Your thirteen year old daughter get’s pregnant from her fourteen year old boyfriend, if the State of Texas had gotten its way that would have been grounds to remove your daughter from your home; because you had failed to protect your child. It’s always easy to dismiss this by pointing out that the FLDS have unusual religious practices and therefore assume the same thing could never happen to you. However, when making an argument on the basis of unusual practices it’s really only a matter of opinion as to what constitutes unusual.

What if your unusual situation is that your ex-husband accuses your new boyfriend of molesting his daughter? Do you want to have your child removed from the home until DNA tests can be performed on the unborn baby to prove your boyfriend is innocent? If Family Services comes knocking at your door with such an allegation are you going to wonder if your boyfriend is too friendly with your daughter? How would false allegations destroy your family and relationships? Can you afford the thousands of dollars, and hundreds of hours to fight the state?

There are many negative scenarios that could play out under the communal standard Texas attempted to set, fortunately that standard failed to pass muster with the court and Texas is reduced to a case by case basis. This isn’t for the FLDS’ benefit; it’s for all of us. When newspapers quote people like Flora Jessop,

"Who's going to ever touch [the sect] again?" asked Flora Jessop, on the verge of tears Friday morning. She fled a polygamous marriage as a teen. "For something like this to happen, it kind of makes you wonder why you fight for stuff in this country." (LA Times)

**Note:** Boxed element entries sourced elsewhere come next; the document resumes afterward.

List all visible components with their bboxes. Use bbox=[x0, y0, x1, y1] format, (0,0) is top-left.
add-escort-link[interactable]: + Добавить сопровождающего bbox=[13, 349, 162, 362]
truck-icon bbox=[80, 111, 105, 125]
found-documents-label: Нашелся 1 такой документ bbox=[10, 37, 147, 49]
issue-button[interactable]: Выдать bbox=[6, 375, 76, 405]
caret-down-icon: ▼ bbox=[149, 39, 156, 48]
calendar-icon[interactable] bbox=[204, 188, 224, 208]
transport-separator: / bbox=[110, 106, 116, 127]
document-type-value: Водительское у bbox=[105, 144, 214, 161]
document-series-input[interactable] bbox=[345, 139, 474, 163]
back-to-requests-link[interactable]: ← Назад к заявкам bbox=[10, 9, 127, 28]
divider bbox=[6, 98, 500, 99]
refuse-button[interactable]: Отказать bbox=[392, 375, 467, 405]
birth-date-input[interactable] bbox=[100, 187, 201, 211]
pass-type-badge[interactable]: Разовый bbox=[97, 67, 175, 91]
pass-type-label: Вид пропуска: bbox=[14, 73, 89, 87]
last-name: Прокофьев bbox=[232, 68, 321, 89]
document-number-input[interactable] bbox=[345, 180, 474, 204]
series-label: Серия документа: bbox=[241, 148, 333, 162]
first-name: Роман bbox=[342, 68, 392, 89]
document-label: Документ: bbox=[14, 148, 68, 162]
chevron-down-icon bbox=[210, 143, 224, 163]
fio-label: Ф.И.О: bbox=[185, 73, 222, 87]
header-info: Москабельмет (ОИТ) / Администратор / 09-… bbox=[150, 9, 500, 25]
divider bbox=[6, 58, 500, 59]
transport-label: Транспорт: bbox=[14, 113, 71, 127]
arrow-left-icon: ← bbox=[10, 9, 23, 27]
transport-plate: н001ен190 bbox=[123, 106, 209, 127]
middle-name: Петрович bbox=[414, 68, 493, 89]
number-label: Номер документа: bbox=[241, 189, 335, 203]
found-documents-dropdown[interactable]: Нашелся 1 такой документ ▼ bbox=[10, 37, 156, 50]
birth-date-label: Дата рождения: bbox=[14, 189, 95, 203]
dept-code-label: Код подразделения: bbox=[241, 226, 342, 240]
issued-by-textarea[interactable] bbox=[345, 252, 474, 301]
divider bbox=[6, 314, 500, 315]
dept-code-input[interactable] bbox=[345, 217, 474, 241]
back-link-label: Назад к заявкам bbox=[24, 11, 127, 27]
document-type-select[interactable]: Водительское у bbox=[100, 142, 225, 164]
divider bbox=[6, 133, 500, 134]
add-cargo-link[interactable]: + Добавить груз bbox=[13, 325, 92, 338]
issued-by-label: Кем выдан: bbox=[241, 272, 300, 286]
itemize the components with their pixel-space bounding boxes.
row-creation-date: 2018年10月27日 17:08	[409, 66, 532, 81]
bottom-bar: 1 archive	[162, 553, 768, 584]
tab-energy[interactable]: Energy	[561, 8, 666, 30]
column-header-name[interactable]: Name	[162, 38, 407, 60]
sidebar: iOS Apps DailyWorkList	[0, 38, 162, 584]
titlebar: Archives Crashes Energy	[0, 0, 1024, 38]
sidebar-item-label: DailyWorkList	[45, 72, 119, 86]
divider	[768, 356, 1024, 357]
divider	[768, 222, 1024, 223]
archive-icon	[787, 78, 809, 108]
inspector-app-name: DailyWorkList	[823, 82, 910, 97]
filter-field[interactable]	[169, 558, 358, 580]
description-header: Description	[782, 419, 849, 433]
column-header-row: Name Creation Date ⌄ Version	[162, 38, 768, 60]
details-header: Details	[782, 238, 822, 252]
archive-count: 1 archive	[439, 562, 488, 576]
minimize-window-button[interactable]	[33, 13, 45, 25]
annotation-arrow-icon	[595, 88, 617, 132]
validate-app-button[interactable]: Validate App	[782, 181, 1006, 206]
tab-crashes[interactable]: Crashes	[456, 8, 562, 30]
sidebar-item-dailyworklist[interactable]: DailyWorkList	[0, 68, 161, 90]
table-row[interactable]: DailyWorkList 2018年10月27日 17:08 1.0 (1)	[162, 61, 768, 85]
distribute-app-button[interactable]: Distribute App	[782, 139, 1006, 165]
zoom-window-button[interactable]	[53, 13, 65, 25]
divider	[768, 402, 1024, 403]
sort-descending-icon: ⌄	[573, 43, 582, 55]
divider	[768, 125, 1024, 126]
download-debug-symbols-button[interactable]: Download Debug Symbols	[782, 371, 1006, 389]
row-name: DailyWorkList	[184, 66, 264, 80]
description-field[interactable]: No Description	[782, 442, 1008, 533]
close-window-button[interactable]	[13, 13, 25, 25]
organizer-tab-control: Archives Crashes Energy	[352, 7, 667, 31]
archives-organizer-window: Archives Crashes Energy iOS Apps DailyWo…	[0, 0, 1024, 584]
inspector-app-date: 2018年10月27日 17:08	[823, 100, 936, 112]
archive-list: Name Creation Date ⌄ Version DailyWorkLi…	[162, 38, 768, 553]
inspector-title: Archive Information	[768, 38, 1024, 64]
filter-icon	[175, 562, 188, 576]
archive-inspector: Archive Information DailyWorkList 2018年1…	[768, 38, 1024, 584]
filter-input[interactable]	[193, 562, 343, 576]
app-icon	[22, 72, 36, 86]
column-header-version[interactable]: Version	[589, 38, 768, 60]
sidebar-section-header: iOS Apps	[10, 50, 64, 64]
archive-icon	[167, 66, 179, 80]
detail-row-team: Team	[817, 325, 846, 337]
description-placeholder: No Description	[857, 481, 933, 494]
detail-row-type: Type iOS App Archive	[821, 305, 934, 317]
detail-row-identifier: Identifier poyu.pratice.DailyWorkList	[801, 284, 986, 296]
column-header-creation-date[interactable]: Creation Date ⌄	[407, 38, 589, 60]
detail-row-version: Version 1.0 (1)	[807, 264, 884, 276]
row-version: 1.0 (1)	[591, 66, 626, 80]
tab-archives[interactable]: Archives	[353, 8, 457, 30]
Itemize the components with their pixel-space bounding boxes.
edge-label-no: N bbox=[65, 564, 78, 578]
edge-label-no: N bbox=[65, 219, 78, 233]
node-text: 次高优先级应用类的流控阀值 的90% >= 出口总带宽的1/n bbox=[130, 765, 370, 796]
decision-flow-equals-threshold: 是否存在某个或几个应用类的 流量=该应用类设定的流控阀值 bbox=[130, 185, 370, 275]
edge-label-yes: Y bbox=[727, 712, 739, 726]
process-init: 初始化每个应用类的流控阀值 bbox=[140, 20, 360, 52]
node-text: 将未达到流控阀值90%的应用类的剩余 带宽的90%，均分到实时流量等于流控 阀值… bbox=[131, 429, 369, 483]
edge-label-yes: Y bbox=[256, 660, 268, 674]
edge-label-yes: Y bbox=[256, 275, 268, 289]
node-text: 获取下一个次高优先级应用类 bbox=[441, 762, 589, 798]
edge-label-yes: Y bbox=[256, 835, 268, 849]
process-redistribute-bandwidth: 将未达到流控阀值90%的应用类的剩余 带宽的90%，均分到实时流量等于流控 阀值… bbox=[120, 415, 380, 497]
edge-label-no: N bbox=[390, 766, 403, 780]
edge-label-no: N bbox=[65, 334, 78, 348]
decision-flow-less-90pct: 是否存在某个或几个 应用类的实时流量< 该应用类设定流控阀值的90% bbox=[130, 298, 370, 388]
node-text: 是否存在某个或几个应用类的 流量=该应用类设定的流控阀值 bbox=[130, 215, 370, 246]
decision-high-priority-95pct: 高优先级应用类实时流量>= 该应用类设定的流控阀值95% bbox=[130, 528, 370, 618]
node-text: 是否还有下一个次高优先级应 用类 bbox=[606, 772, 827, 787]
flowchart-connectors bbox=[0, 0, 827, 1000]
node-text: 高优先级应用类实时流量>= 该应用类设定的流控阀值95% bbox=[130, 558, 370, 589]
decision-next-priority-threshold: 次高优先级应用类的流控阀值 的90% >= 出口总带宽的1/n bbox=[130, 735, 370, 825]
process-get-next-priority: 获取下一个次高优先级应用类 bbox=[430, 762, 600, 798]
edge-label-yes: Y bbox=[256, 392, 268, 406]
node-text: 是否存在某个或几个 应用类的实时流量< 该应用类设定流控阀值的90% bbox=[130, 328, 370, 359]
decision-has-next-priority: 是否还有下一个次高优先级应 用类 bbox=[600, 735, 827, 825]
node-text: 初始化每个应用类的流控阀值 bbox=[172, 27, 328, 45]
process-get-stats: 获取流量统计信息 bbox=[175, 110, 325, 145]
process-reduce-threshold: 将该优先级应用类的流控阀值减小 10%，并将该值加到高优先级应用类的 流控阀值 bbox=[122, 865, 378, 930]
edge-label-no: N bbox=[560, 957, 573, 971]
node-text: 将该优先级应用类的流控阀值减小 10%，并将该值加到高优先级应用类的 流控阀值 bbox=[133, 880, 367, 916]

It misses the point; the court is looking at the bigger picture of freedom for families throughout the state. They are trying to prevent children from being taken on the basis of a bogus phone call and the suspicion that something might happen as a result of the belief system of FLDS members. While it’s easy to point a finger at the FLDS and call their lifestyle a blight on society and children in general, had Texas gotten it’s way how long would it have been until that finger was pointed at you?